Newick, a mild-mannered man who has been described as honest and loyal and who loved inspiring young people, was at the forefront of the resurgence of multihull boat design in the 1960s. His boats with two and three hulls often bested larger, costlier — and slower — conventional yachts in major races. He contended that old-fashioned vessels had one advantage: they made nice floating decks for cocktail parties.
“People sail for fun,” he once said, “and no one has convinced me it's more fun to go slow than to go fast.”
The AC72 catamarans with 130-foot-tall wing sails now competing for the America's Cup in San Francisco Bay descend from concepts Newick helped develop.
“Dick Newick's contributions to the development of multihull design in the second half of the 20th century simply can't be overstated,” said Dave Gerr, director of the Westlawn Institute of Marine Technology, when Newick was inducted into the North American Boat Designers Hall of Fame in 2008.
“Not only would multihulls look different today without Dick's innovations, but his designs paved the way for the universally acknowledged offshore-capable speedsters they are.”
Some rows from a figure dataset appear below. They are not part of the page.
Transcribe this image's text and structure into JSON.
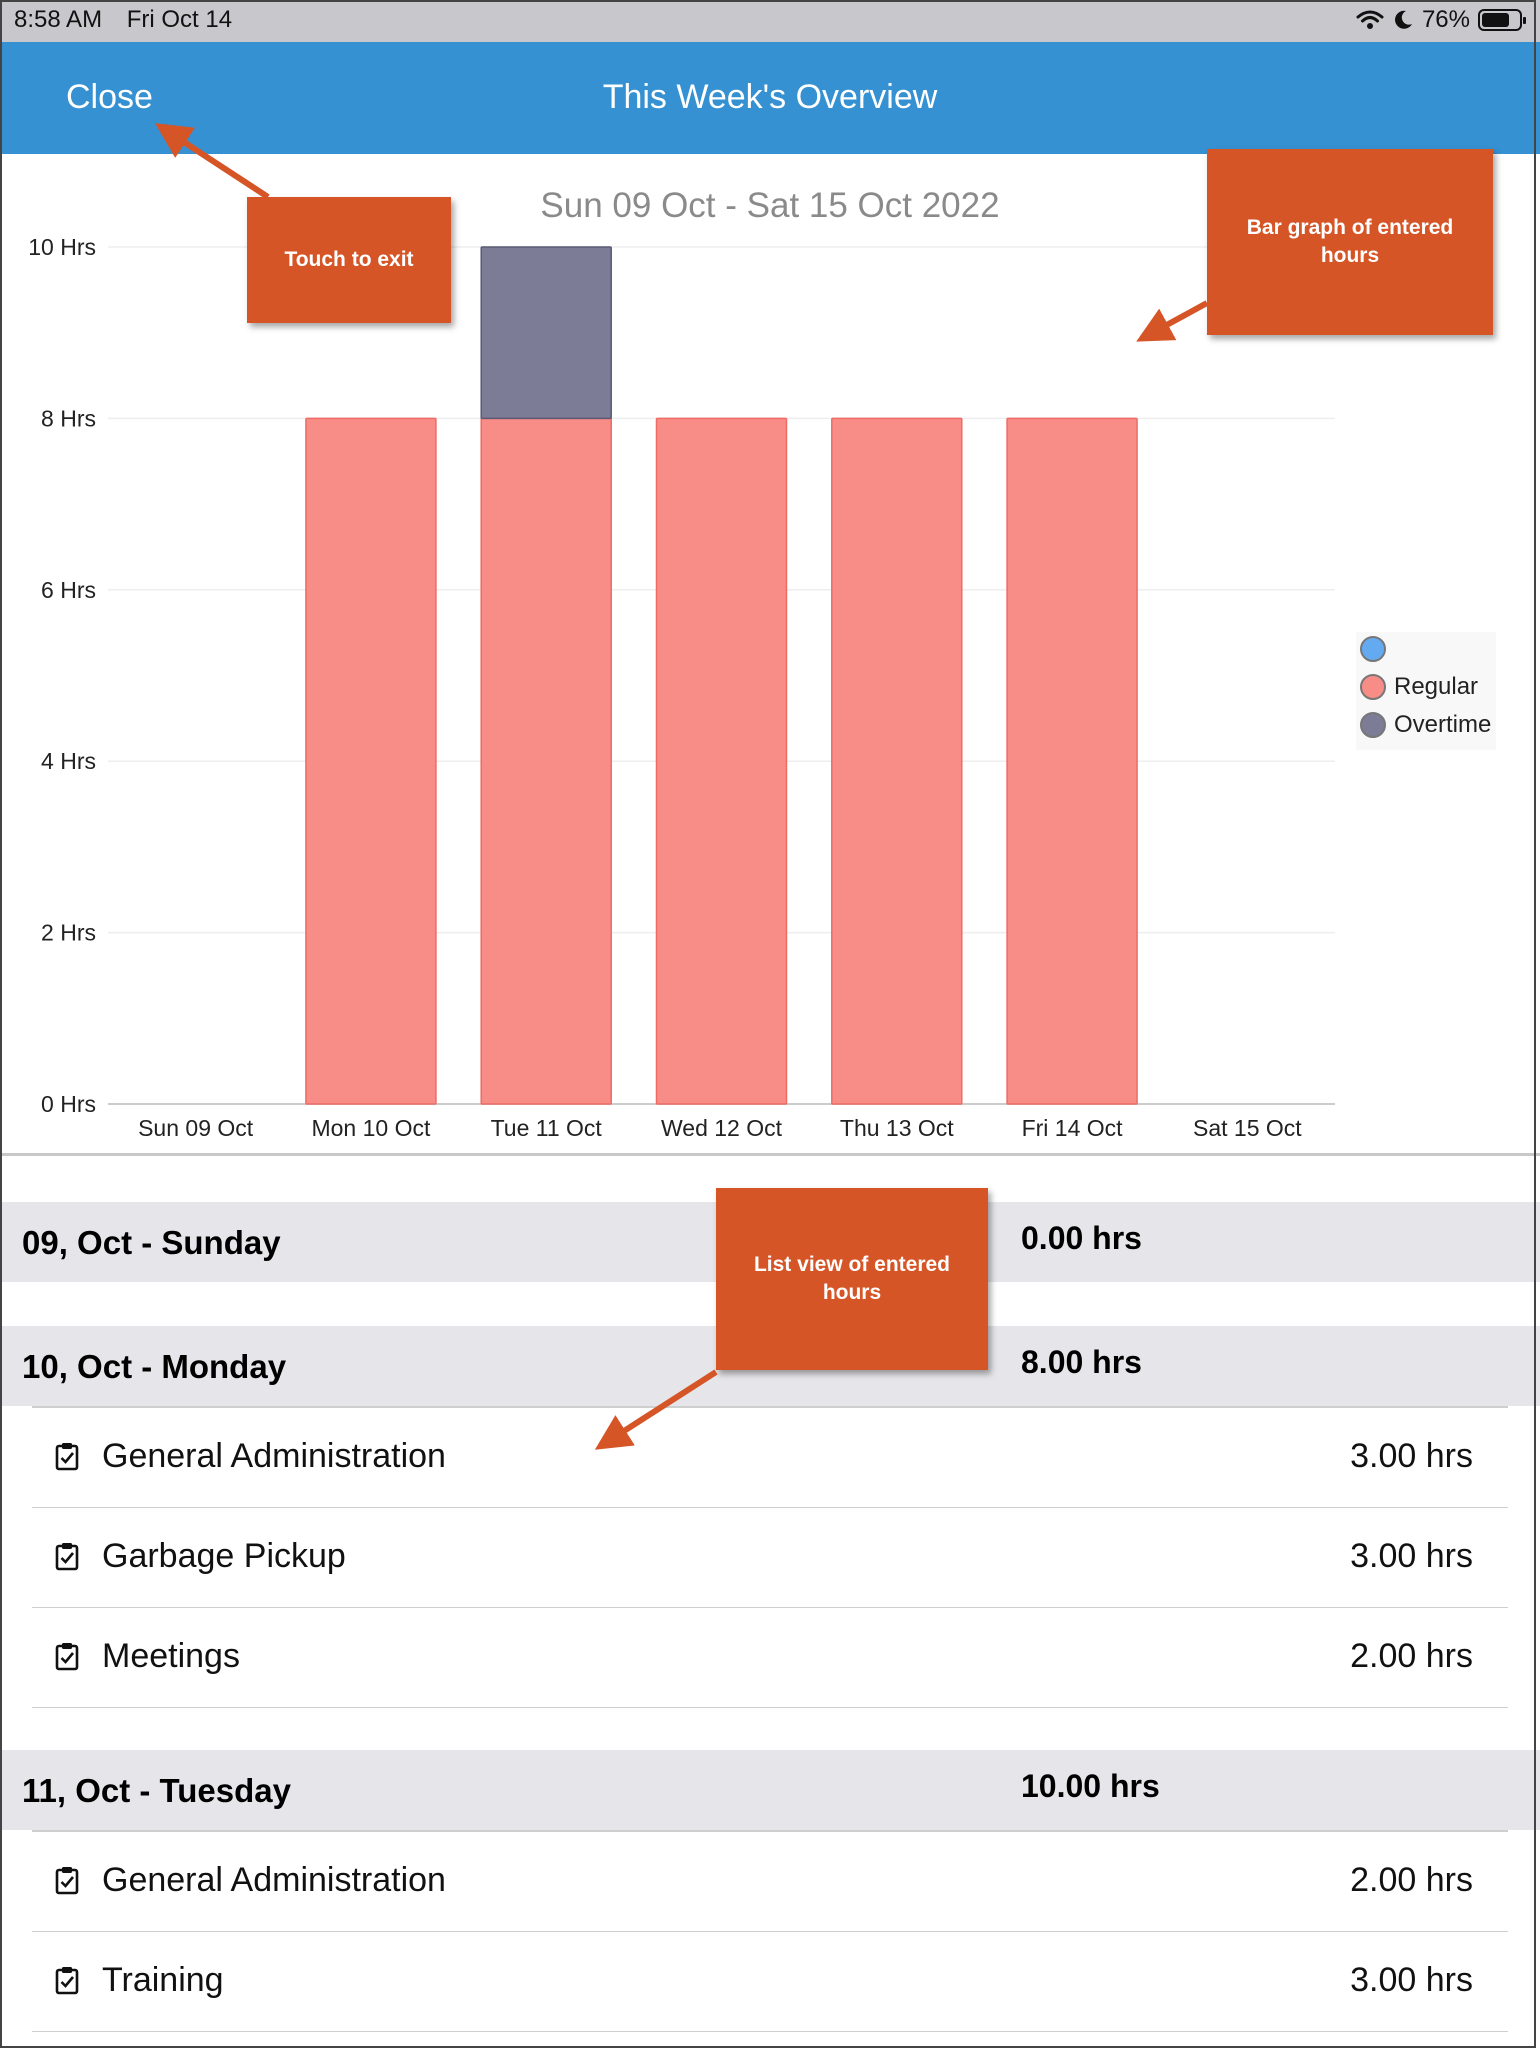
{
  "status_bar": {
    "time": "8:58 AM",
    "date": "Fri Oct 14",
    "battery": "76%",
    "battery_level": 0.76
  },
  "nav": {
    "close_label": "Close",
    "title": "This Week's Overview"
  },
  "chart_data": {
    "type": "bar",
    "stacked": true,
    "title": "Sun 09 Oct - Sat 15 Oct 2022",
    "categories": [
      "Sun 09 Oct",
      "Mon 10 Oct",
      "Tue 11 Oct",
      "Wed 12 Oct",
      "Thu 13 Oct",
      "Fri 14 Oct",
      "Sat 15 Oct"
    ],
    "series": [
      {
        "name": "",
        "color": "#64aaf0",
        "values": [
          0,
          0,
          0,
          0,
          0,
          0,
          0
        ]
      },
      {
        "name": "Regular",
        "color": "#f88c86",
        "values": [
          0,
          8,
          8,
          8,
          8,
          8,
          0
        ]
      },
      {
        "name": "Overtime",
        "color": "#7c7c96",
        "values": [
          0,
          0,
          2,
          0,
          0,
          0,
          0
        ]
      }
    ],
    "yticks": [
      "0 Hrs",
      "2 Hrs",
      "4 Hrs",
      "6 Hrs",
      "8 Hrs",
      "10 Hrs"
    ],
    "ylim": [
      0,
      10
    ],
    "legend_position": "right"
  },
  "days": [
    {
      "label": "09, Oct - Sunday",
      "hours": "0.00 hrs",
      "entries": []
    },
    {
      "label": "10, Oct - Monday",
      "hours": "8.00 hrs",
      "entries": [
        {
          "label": "General Administration",
          "hours": "3.00 hrs"
        },
        {
          "label": "Garbage Pickup",
          "hours": "3.00 hrs"
        },
        {
          "label": "Meetings",
          "hours": "2.00 hrs"
        }
      ]
    },
    {
      "label": "11, Oct - Tuesday",
      "hours": "10.00 hrs",
      "entries": [
        {
          "label": "General Administration",
          "hours": "2.00 hrs"
        },
        {
          "label": "Training",
          "hours": "3.00 hrs"
        }
      ]
    }
  ],
  "callouts": {
    "close": "Touch to exit",
    "chart": "Bar graph of entered hours",
    "list": "List view of entered hours"
  }
}
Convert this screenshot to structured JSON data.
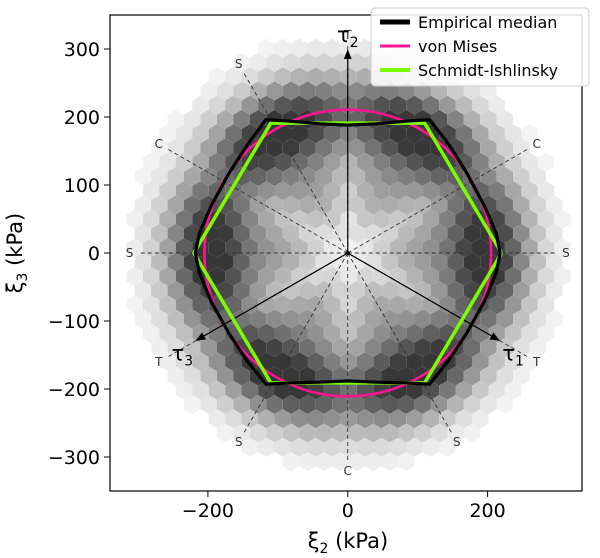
{
  "chart_data": {
    "type": "line",
    "xlabel_main": "ξ",
    "xlabel_sub": "2",
    "xlabel_unit": " (kPa)",
    "ylabel_main": "ξ",
    "ylabel_sub": "3",
    "ylabel_unit": " (kPa)",
    "xlim": [
      -340,
      335
    ],
    "ylim": [
      -350,
      350
    ],
    "xticks": [
      -200,
      0,
      200
    ],
    "yticks": [
      -300,
      -200,
      -100,
      0,
      100,
      200,
      300
    ],
    "x_tick_labels": [
      "−200",
      "0",
      "200"
    ],
    "y_tick_labels": [
      "−300",
      "−200",
      "−100",
      "0",
      "100",
      "200",
      "300"
    ],
    "legend_position": "top-right",
    "legend": [
      {
        "label": "Empirical median",
        "color": "#000000"
      },
      {
        "label": "von Mises",
        "color": "#ff1493"
      },
      {
        "label": "Schmidt-Ishlinsky",
        "color": "#7cfc00"
      }
    ],
    "series": [
      {
        "name": "Empirical median",
        "color": "#000000",
        "x": [
          218,
          212,
          195,
          170,
          143,
          117,
          85,
          40,
          0,
          -40,
          -85,
          -117,
          -143,
          -170,
          -195,
          -212,
          -218,
          -212,
          -195,
          -170,
          -143,
          -117,
          -85,
          -40,
          0,
          40,
          85,
          117,
          143,
          170,
          195,
          212,
          218
        ],
        "y": [
          0,
          30,
          70,
          118,
          162,
          196,
          194,
          190,
          188,
          190,
          194,
          196,
          160,
          117,
          70,
          30,
          0,
          -30,
          -72,
          -118,
          -160,
          -193,
          -191,
          -190,
          -188,
          -190,
          -191,
          -193,
          -160,
          -118,
          -72,
          -30,
          0
        ]
      },
      {
        "name": "von Mises",
        "color": "#ff1493",
        "circle_radius": 205
      },
      {
        "name": "Schmidt-Ishlinsky",
        "color": "#7cfc00",
        "x": [
          220,
          110,
          -110,
          -220,
          -110,
          110,
          220
        ],
        "y": [
          0,
          191,
          191,
          0,
          -191,
          -191,
          0
        ]
      }
    ],
    "directions": [
      {
        "label": "T",
        "angle": 90
      },
      {
        "label": "C",
        "angle": 30
      },
      {
        "label": "S",
        "angle": 0
      },
      {
        "label": "T",
        "angle": -30
      },
      {
        "label": "S",
        "angle": -60
      },
      {
        "label": "C",
        "angle": -90
      },
      {
        "label": "S",
        "angle": -120
      },
      {
        "label": "T",
        "angle": -150
      },
      {
        "label": "S",
        "angle": 180
      },
      {
        "label": "C",
        "angle": 150
      },
      {
        "label": "S",
        "angle": 120
      }
    ],
    "tau_axes": [
      {
        "symbol": "τ",
        "sub": "2",
        "angle": 90,
        "length": 290
      },
      {
        "symbol": "τ",
        "sub": "1",
        "angle": -30,
        "length": 250
      },
      {
        "symbol": "τ",
        "sub": "3",
        "angle": -150,
        "length": 250
      }
    ]
  }
}
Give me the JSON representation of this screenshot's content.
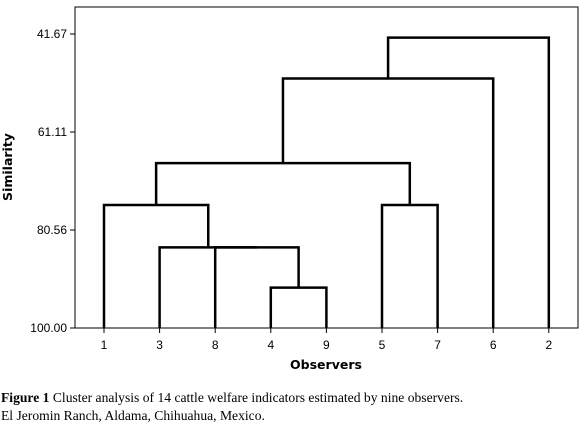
{
  "chart_data": {
    "type": "dendrogram",
    "ylabel": "Similarity",
    "xlabel": "Observers",
    "ylim": [
      100.0,
      41.67
    ],
    "y_ticks": [
      "41.67",
      "61.11",
      "80.56",
      "100.00"
    ],
    "y_tick_values": [
      41.67,
      61.11,
      80.56,
      100.0
    ],
    "leaf_order": [
      "1",
      "3",
      "8",
      "4",
      "9",
      "5",
      "7",
      "6",
      "2"
    ],
    "merges": [
      {
        "members": [
          "4",
          "9"
        ],
        "similarity": 92.0
      },
      {
        "members": [
          "8",
          "4-9"
        ],
        "similarity": 84.0
      },
      {
        "members": [
          "3",
          "8-4-9"
        ],
        "similarity": 84.0
      },
      {
        "members": [
          "5",
          "7"
        ],
        "similarity": 75.6
      },
      {
        "members": [
          "1",
          "3-8-4-9"
        ],
        "similarity": 75.6
      },
      {
        "members": [
          "1-3-8-4-9",
          "5-7"
        ],
        "similarity": 67.3
      },
      {
        "members": [
          "1-3-8-4-9-5-7",
          "6"
        ],
        "similarity": 50.5
      },
      {
        "members": [
          "1-3-8-4-9-5-7-6",
          "2"
        ],
        "similarity": 42.4
      }
    ],
    "line_color": "#000000"
  },
  "caption": {
    "label": "Figure 1",
    "line1": " Cluster analysis of 14 cattle welfare  indicators estimated by nine observers.",
    "line2": "El  Jeromin  Ranch, Aldama,  Chihuahua,  Mexico."
  }
}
Newick lived in Sebastopol with his wife on the same street as his oldest daughter, Lark Blair. The couple moved to Sebastopol almost nine years ago after leaving their home in Maine. Moe said that just before settling along the North Coast, she and her husband had considered moving to Mexico, to a small town north of Puerto Vallarta. But they decided against it because they feared the town was becoming too touristy.